New Book Published by Woodrow Wilson Center Press Explores the Mixed Long-term Legacy of the U.S. Occupation of Japan

Woodrow Wilson Center Press has published a new book, Soft Power and Its Perils: U.S. Cultural Policy in Early Postwar Japan and Permanent Dependency, by Takeshi Matsuda. It is copublished with Stanford University Press.

This book examines the cultural aspects of U.S.-Japan relations during the postwar Occupation and the early years of the Cold War and analyzes their effect on the adoption of democratic values by the Japanese. Matsuda finds that the results were mixed: Japan is an electoral democracy but intellectually remains elitist and submissive—in part because of U.S. efforts to reinforce the domestic importance of intellectual elites. The author is especially concerned with the development of American Studies in Japan, and U.S. efforts to foster it. Soft Power and Its Perils brings forward a great deal of new information about the creation and funding of new institutions of educational and cultural exchange.

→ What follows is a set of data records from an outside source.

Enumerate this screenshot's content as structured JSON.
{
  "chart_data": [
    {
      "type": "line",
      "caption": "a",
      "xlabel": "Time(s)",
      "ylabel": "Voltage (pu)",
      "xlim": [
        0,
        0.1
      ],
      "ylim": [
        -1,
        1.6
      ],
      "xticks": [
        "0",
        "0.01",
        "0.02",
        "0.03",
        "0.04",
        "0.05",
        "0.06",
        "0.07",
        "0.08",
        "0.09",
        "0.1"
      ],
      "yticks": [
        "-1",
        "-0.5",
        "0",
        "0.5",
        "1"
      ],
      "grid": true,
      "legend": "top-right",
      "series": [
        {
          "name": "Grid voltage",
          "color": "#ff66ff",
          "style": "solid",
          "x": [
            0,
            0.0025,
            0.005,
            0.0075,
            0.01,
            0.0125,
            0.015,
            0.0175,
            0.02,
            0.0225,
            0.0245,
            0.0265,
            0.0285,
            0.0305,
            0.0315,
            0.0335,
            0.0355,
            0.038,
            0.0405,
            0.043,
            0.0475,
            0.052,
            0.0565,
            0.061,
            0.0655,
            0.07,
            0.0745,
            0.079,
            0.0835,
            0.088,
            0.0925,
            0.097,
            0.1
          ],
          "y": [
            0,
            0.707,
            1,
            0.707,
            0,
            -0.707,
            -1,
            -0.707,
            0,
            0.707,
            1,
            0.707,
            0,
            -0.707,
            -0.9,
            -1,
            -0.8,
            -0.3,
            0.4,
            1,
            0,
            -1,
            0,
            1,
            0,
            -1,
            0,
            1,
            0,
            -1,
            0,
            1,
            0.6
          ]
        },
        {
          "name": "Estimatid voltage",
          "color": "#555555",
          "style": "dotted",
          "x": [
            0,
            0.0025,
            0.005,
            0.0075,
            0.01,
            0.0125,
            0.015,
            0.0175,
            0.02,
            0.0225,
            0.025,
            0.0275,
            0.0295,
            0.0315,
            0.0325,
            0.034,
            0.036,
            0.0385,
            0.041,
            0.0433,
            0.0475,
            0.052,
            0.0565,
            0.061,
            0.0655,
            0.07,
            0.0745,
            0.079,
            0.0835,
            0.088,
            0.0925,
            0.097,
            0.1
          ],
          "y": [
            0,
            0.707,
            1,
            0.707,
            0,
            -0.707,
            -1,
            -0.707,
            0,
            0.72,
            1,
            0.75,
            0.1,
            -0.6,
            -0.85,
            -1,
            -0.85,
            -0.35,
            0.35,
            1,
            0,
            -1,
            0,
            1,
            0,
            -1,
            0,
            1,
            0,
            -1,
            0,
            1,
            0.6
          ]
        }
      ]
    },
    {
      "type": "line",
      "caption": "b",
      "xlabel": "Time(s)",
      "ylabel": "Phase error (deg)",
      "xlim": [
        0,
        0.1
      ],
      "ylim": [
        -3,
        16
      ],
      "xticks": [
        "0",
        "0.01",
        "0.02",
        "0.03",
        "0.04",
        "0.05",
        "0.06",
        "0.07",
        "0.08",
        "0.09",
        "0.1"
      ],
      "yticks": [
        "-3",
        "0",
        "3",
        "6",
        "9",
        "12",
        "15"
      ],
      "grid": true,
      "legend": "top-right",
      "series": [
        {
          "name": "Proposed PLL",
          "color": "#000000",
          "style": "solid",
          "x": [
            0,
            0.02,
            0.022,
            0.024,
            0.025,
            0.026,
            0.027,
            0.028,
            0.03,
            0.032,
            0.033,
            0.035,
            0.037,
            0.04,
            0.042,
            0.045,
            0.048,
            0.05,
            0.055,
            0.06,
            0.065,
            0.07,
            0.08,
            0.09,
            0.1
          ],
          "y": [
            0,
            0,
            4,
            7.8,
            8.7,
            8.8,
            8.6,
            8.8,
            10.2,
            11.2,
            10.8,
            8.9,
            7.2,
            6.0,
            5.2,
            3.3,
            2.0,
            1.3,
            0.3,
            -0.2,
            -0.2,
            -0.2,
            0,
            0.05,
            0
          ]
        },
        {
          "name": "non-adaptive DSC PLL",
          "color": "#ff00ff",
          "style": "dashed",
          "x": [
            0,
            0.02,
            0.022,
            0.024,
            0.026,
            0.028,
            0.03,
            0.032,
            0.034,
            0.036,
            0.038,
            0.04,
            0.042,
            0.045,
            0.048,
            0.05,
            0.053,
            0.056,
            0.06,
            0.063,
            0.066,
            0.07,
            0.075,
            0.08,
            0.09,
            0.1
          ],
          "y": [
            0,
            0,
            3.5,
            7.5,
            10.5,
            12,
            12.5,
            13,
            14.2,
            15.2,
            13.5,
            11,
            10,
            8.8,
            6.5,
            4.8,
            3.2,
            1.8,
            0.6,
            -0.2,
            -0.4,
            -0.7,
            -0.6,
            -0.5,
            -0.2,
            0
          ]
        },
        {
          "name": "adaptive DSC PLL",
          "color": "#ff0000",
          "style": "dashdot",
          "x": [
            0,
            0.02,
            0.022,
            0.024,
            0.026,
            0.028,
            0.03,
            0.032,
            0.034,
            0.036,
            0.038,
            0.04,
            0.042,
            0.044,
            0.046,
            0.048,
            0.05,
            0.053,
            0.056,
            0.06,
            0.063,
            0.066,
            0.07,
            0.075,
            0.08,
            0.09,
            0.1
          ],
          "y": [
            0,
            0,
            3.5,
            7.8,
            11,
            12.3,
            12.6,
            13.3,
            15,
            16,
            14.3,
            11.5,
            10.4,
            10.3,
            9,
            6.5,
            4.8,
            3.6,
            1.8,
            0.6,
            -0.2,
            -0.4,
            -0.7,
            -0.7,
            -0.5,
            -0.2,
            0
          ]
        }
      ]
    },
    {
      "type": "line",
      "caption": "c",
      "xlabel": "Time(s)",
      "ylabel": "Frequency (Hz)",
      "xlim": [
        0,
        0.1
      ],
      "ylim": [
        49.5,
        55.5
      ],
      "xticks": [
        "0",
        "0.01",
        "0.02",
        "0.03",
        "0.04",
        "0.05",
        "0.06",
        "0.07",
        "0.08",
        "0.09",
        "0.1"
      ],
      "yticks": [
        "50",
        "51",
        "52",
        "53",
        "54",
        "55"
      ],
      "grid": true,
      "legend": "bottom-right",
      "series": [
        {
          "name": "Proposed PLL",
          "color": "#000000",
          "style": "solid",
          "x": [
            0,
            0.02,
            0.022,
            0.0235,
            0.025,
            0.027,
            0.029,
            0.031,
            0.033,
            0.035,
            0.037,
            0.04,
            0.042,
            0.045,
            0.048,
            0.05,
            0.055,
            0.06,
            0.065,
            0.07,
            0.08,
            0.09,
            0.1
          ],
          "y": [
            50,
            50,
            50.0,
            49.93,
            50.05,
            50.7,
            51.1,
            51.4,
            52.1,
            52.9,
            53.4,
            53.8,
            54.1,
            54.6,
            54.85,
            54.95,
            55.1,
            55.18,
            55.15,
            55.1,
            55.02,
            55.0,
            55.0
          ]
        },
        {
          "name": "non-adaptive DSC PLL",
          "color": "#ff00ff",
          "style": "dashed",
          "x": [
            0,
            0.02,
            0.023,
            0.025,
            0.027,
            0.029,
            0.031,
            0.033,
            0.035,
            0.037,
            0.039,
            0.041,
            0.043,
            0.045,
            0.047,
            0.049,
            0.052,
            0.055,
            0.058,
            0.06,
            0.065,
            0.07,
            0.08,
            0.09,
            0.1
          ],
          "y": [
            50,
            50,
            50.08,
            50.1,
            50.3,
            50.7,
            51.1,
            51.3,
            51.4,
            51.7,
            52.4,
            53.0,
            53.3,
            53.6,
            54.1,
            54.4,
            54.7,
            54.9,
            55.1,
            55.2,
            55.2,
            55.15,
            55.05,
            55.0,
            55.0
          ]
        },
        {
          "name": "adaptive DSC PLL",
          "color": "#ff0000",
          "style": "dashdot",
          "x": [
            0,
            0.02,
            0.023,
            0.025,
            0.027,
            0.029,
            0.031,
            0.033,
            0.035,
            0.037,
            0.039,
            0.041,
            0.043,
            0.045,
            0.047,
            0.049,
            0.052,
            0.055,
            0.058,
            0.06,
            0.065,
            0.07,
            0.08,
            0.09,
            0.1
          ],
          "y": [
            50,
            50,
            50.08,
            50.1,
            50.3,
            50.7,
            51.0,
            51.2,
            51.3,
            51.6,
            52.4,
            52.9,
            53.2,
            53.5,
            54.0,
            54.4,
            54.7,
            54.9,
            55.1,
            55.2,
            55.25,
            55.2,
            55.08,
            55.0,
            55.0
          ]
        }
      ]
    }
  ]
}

"Matsuda observes that American policymakers and cultural emissaries have never abandoned their early postwar assumption of moral, cultural, and intellectual superiority; and the Japanese elites whom the United States has so carefully cultivated, in turn, have rarely failed to acquiesce to such cultural hegemony. He is not the only observer to argue that ‘an abiding psychology of dependence on the United States' has gripped Japan for over six decades now. Few such critics, however, have developed their argument through such a detailed case study. —John W. Dower, author of Embracing Defeat: Japan in the Wake of World War II

Takeshi Matsuda is a professor of American history at the Osaka University of Foreign Studies. He was a fellow at the Woodrow Wilson International Center for Scholars in 2001–2.